Shell (Scott Graham, 2012)

Premier long métrage pour l’Ecossais Scott Graham, qui s’inspire de son court éponyme pour nous livrer une oeuvre pas forcément facile d’accès mais captivante. Shell est une jeune fille de 17 ans vivant dans un coin paumé des Highlands, où elle gère une station-service avec son père. Loin de tout, elle passe de longues journées mornes à attendre que le temps défile, sous la caméra réellement subtile de Scott Graham qui parvient à magnifier ces instants de solitude et à en tirer une ambiance très réussie. Shell repose sur son atmosphère à la fois calme et tendue, la révolte et les sentiments contradictoires étant prêts à exploser chez cette jeune femme en quête d’ailleurs. Shell se cherche et désespère de se trouver dans un environnement trop étriqué pour une jeune femme, et les rares rencontres qu’elles fait ne lui permettent pas de s’épanouir.

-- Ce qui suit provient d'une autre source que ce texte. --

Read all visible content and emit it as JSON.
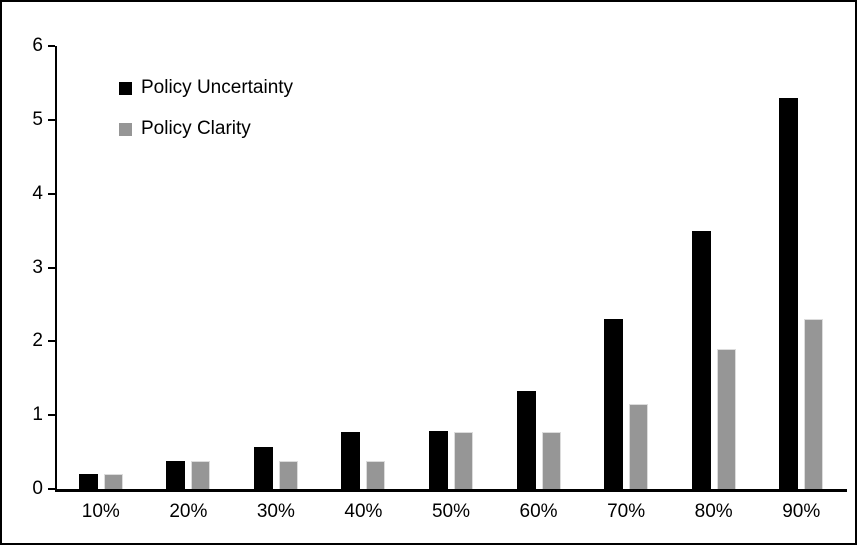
{
  "figure": {
    "background_color": "#ffffff",
    "border_color": "#000000"
  },
  "legend": {
    "position": "top-left-inside",
    "items": [
      {
        "label": "Policy Uncertainty",
        "marker": "square",
        "color": "#000000"
      },
      {
        "label": "Policy Clarity",
        "marker": "square",
        "color": "#969696"
      }
    ]
  },
  "chart_data": {
    "type": "bar",
    "title": "",
    "xlabel": "",
    "ylabel": "",
    "categories": [
      "10%",
      "20%",
      "30%",
      "40%",
      "50%",
      "60%",
      "70%",
      "80%",
      "90%"
    ],
    "series": [
      {
        "name": "Policy Uncertainty",
        "color": "#000000",
        "values": [
          0.2,
          0.38,
          0.57,
          0.77,
          0.78,
          1.33,
          2.3,
          3.5,
          5.3
        ]
      },
      {
        "name": "Policy Clarity",
        "color": "#969696",
        "values": [
          0.2,
          0.38,
          0.38,
          0.38,
          0.77,
          0.77,
          1.15,
          1.9,
          2.3
        ]
      }
    ],
    "ylim": [
      0,
      6
    ],
    "y_ticks": [
      0,
      1,
      2,
      3,
      4,
      5,
      6
    ],
    "grid": false,
    "legend_position": "top-left-inside"
  }
}
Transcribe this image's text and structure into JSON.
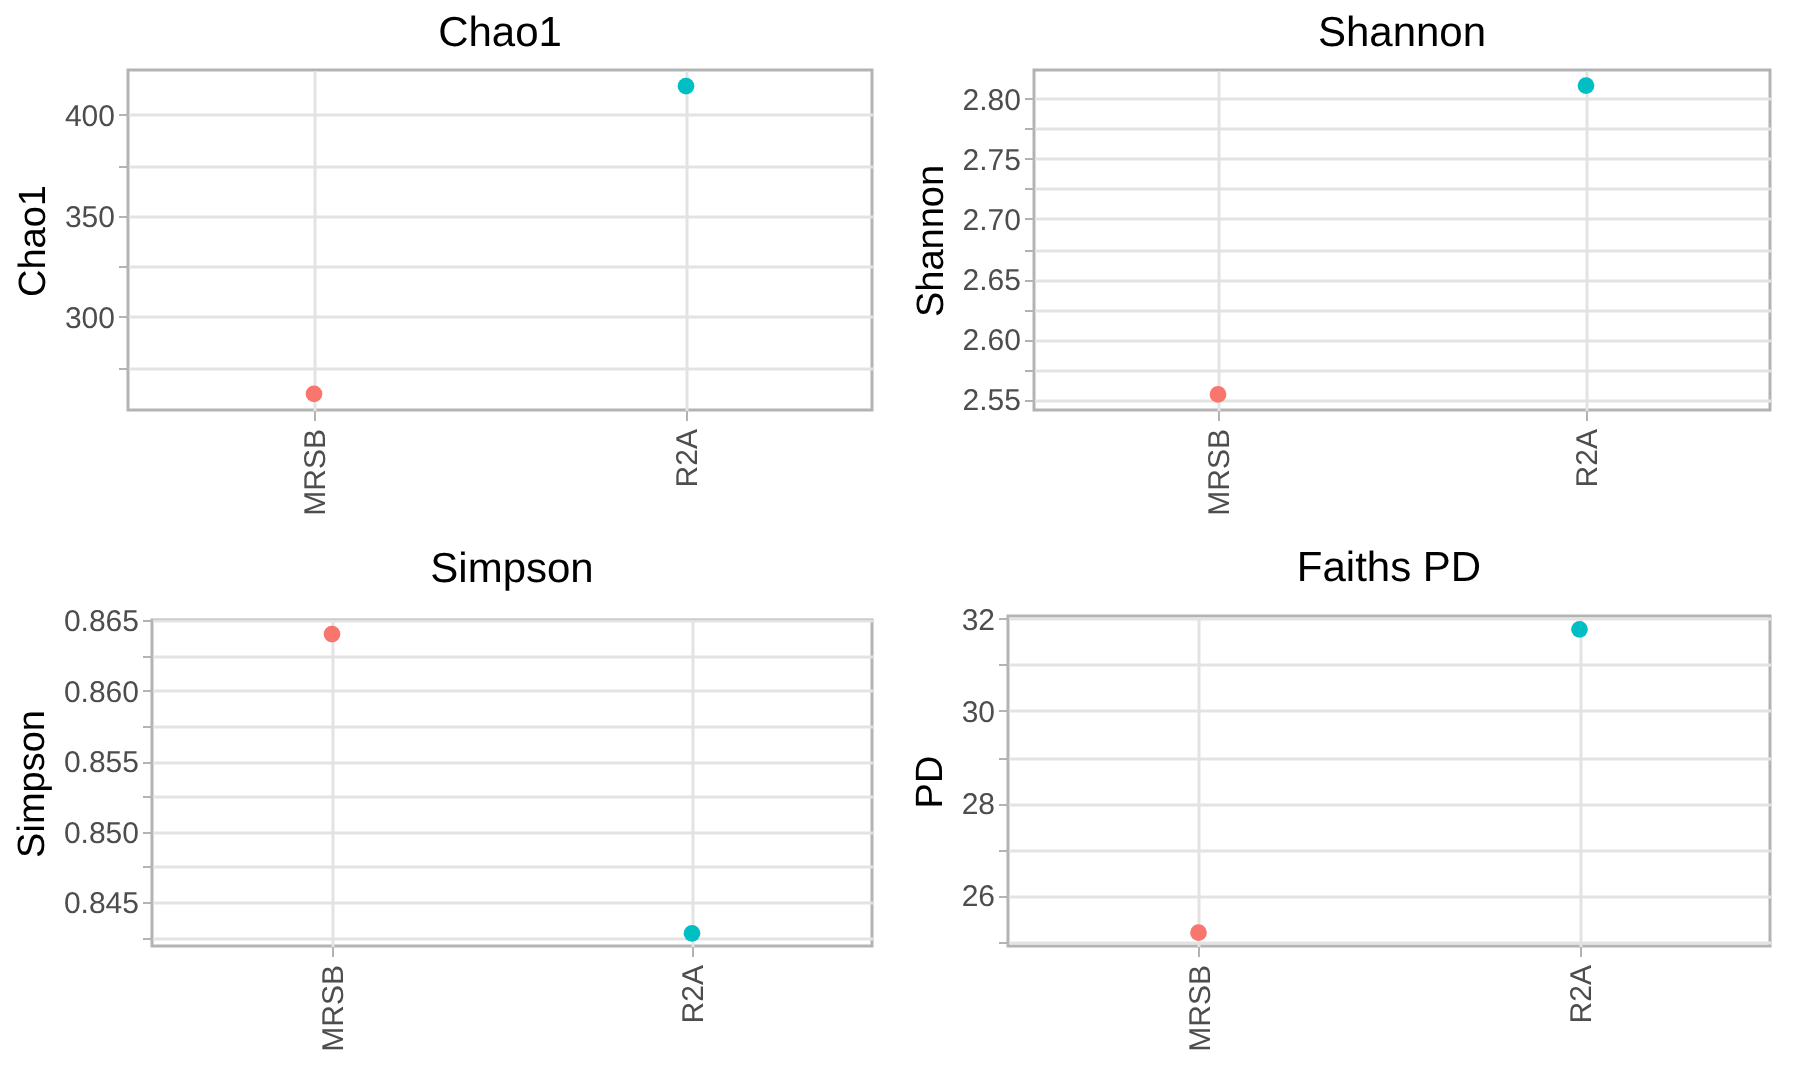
{
  "chart_data": [
    {
      "type": "scatter",
      "title": "Chao1",
      "ylabel": "Chao1",
      "categories": [
        "MRSB",
        "R2A"
      ],
      "values": [
        262,
        414
      ],
      "colors": [
        "#f8766d",
        "#00bfc4"
      ],
      "ylim": [
        254,
        422
      ],
      "yticks": [
        {
          "value": 275,
          "label": null
        },
        300,
        {
          "value": 325,
          "label": null
        },
        350,
        {
          "value": 375,
          "label": null
        },
        400
      ],
      "grid": true
    },
    {
      "type": "scatter",
      "title": "Shannon",
      "ylabel": "Shannon",
      "categories": [
        "MRSB",
        "R2A"
      ],
      "values": [
        2.554,
        2.811
      ],
      "colors": [
        "#f8766d",
        "#00bfc4"
      ],
      "ylim": [
        2.541,
        2.824
      ],
      "yticks": [
        2.55,
        {
          "value": 2.575,
          "label": null
        },
        {
          "value": 2.6,
          "label": "2.60"
        },
        {
          "value": 2.625,
          "label": null
        },
        2.65,
        {
          "value": 2.675,
          "label": null
        },
        {
          "value": 2.7,
          "label": "2.70"
        },
        {
          "value": 2.725,
          "label": null
        },
        2.75,
        {
          "value": 2.775,
          "label": null
        },
        {
          "value": 2.8,
          "label": "2.80"
        }
      ],
      "grid": true
    },
    {
      "type": "scatter",
      "title": "Simpson",
      "ylabel": "Simpson",
      "categories": [
        "MRSB",
        "R2A"
      ],
      "values": [
        0.864,
        0.8428
      ],
      "colors": [
        "#f8766d",
        "#00bfc4"
      ],
      "ylim": [
        0.8419,
        0.865
      ],
      "yticks": [
        {
          "value": 0.8425,
          "label": null
        },
        0.845,
        {
          "value": 0.8475,
          "label": null
        },
        {
          "value": 0.85,
          "label": "0.850"
        },
        {
          "value": 0.8525,
          "label": null
        },
        0.855,
        {
          "value": 0.8575,
          "label": null
        },
        {
          "value": 0.86,
          "label": "0.860"
        },
        {
          "value": 0.8625,
          "label": null
        },
        0.865
      ],
      "grid": true
    },
    {
      "type": "scatter",
      "title": "Faiths PD",
      "ylabel": "PD",
      "categories": [
        "MRSB",
        "R2A"
      ],
      "values": [
        25.19,
        31.77
      ],
      "colors": [
        "#f8766d",
        "#00bfc4"
      ],
      "ylim": [
        24.9,
        32.06
      ],
      "yticks": [
        {
          "value": 25,
          "label": null
        },
        26,
        {
          "value": 27,
          "label": null
        },
        28,
        {
          "value": 29,
          "label": null
        },
        30,
        {
          "value": 31,
          "label": null
        },
        32
      ],
      "grid": true
    }
  ]
}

Shell est la révélation d’une actrice très talentueuse, l’Ecossaise Chloe Pirrie, qui joue ce rôle difficile avec énormément de talent. Shell est une jeune femme à la fois froide et envoûtante, dont le charme opère sur les hommes qui passent, mais qui ne parvient pas à se détacher de son père. Son attachement devient presque malsain, et Scott Graham montre sans porter de jugement à quel point la solitude et l’absence de communication peuvent mener à des situations bizarres. Shell ne fait pas dans le glauque ni le voyeurisme, mais il interroge sur la perte de temps et l’étiolement de la jeunesse lorsqu’elle ne connaît pas la joie et les rires. Shell se morfond de plus en plus dans cette sinistre station-service loin de tout, balayée par le vent glacial des Highlands. Scott Graham filme magnifiquement cette contrée perdue, faisant ressentir la morsure du vent et la solitude qui plane sans discontinuer. Ce film se rapproche dans l’esprit du Guerrière de David Wnendt, offrant une vision épurée de la solitude, les deux réalisateurs partageant une vision qui demande beaucoup d’implication de la part du spectateur, mais qui est riche et complexe.

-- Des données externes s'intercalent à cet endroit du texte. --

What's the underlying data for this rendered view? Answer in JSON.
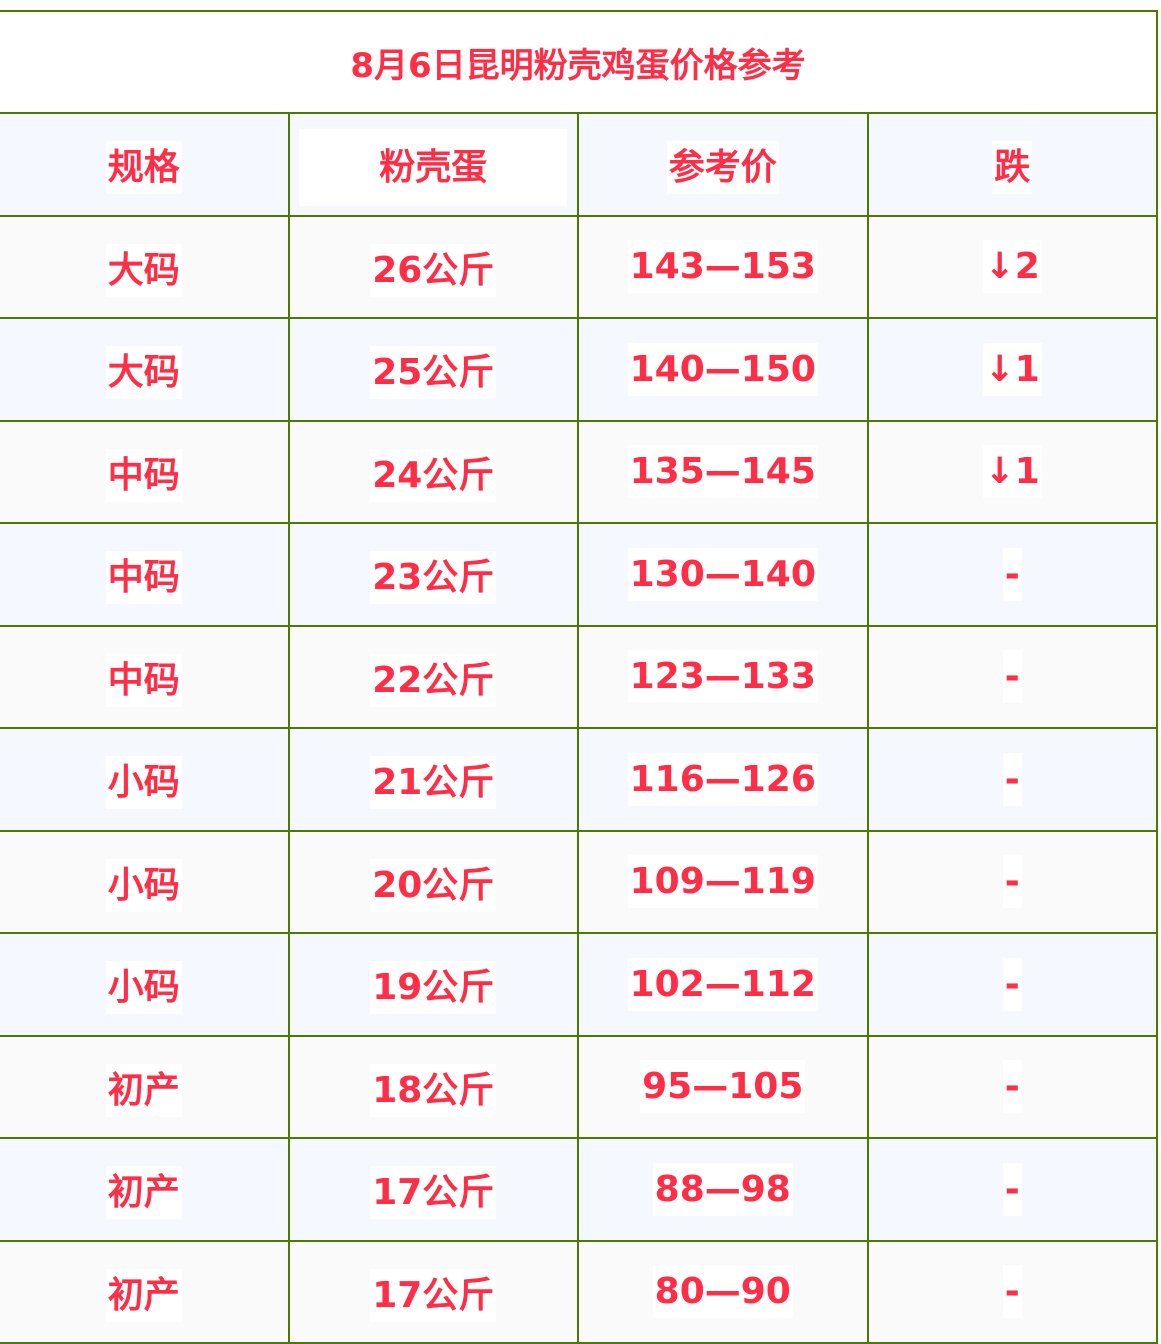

L’acteur Joseph Mawle, qui joue le père de Shell, est lui aussi excellent, composant un personnage également difficile à jouer. Les fractures de cet homme se révèlent peu à peu, sans qu’il en dise trop, et sa solitude se comprend également. Les rapports délicats entre sa fille et lui sont très complexes, lui ayant besoin d’elle à ses côtés, et elle aspirant inconsciemment à une autre existence mais se sentant redevable.

Film sur la désolidarisation des liens, sur le sentiment d’abandon et sur la beauté paradoxale de la solitude, Shell est une oeuvre à la fois fragile et très belle.